His decision to stand for Parliament in 2019 was prompted by the fact that there were around 2 million disenfranchised British expats living abroad, many of them in mainland Europe, and around 2.2 million foreigners in the UK who were also unable to vote.

In the 2016 Brexit referendum, 17.4 million voted to leave and 16.1 million voted to stay.
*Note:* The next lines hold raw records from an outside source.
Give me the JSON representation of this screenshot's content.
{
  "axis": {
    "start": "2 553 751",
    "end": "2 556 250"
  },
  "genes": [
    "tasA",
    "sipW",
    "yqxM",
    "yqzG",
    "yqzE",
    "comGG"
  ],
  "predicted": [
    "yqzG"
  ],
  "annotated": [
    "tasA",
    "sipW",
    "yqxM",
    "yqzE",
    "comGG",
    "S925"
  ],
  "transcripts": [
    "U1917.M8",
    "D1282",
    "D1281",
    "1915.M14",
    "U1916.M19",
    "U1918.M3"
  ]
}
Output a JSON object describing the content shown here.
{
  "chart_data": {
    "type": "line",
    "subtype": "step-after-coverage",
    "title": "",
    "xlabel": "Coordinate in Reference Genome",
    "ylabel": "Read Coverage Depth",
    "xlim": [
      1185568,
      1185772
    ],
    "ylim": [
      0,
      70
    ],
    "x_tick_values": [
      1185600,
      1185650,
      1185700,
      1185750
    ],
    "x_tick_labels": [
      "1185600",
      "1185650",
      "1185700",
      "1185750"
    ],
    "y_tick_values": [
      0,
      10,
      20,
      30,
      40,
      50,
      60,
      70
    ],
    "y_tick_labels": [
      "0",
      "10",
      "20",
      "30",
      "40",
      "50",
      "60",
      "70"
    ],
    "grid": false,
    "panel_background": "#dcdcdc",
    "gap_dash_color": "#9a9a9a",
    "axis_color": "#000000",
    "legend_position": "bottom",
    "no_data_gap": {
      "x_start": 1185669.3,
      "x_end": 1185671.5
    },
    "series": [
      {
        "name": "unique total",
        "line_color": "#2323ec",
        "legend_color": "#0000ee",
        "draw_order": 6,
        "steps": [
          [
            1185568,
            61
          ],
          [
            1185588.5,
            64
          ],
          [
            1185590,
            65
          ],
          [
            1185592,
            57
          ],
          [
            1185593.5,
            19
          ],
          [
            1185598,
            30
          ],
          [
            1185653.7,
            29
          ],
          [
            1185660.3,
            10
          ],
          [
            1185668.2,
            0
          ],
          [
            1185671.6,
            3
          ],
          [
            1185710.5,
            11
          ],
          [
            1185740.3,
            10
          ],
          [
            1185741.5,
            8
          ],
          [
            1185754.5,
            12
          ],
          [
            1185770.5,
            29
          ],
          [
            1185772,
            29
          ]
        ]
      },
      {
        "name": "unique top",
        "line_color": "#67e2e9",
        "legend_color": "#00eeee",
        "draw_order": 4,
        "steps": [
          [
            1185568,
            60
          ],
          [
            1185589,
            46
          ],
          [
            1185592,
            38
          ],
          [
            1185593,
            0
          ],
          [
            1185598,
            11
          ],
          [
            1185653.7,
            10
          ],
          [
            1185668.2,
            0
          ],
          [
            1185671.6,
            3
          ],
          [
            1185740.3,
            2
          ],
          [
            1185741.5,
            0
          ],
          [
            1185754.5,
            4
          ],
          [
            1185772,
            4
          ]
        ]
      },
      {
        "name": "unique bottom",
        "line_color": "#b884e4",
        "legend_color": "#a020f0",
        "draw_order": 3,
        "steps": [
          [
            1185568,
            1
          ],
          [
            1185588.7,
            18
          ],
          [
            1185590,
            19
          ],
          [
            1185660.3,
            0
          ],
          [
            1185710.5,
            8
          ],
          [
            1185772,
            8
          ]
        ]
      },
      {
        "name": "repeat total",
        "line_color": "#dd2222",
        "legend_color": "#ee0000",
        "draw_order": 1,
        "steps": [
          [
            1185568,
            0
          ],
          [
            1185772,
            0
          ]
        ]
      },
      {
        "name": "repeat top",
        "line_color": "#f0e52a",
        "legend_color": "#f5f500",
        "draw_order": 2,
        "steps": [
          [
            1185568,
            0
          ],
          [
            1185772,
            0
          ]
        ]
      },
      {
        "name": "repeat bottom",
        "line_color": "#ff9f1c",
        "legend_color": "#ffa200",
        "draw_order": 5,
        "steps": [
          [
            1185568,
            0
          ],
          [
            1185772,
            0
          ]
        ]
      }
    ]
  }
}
Tobin noted that the combined 4.2 million ineligible voters might well have yielded a very different outcome had they been allowed to vote.

Subsequently, the British government changed the electoral rules for expatriates, but too late for the Brexit referendum, and Tobin was never able to exercise his new voting rights, with the next British election not scheduled until in 2024.

Tobin was first diagnosed with cancer in 2012, but he never complained and carried on with his activities, going to conferences on all sorts of subjects at the University of Vannes and pursuing numerous projects.

These include a six-week lecture trip to China in 2018, trips to Italy, New Zealand and the United States, as well as running for Parliament, writing numerous articles and demonstrate against the war in Ukraine every Saturday morning in Vannes.

For all who knew William Tobin, we will greatly miss his academic excellence as an astronomer, his warm friendship, and his endearing wit, charm, and eccentricities.

With thanks to Laurence Tobin and Professor Alison Downard, University of Canterbury, for helpful information and helpful comments.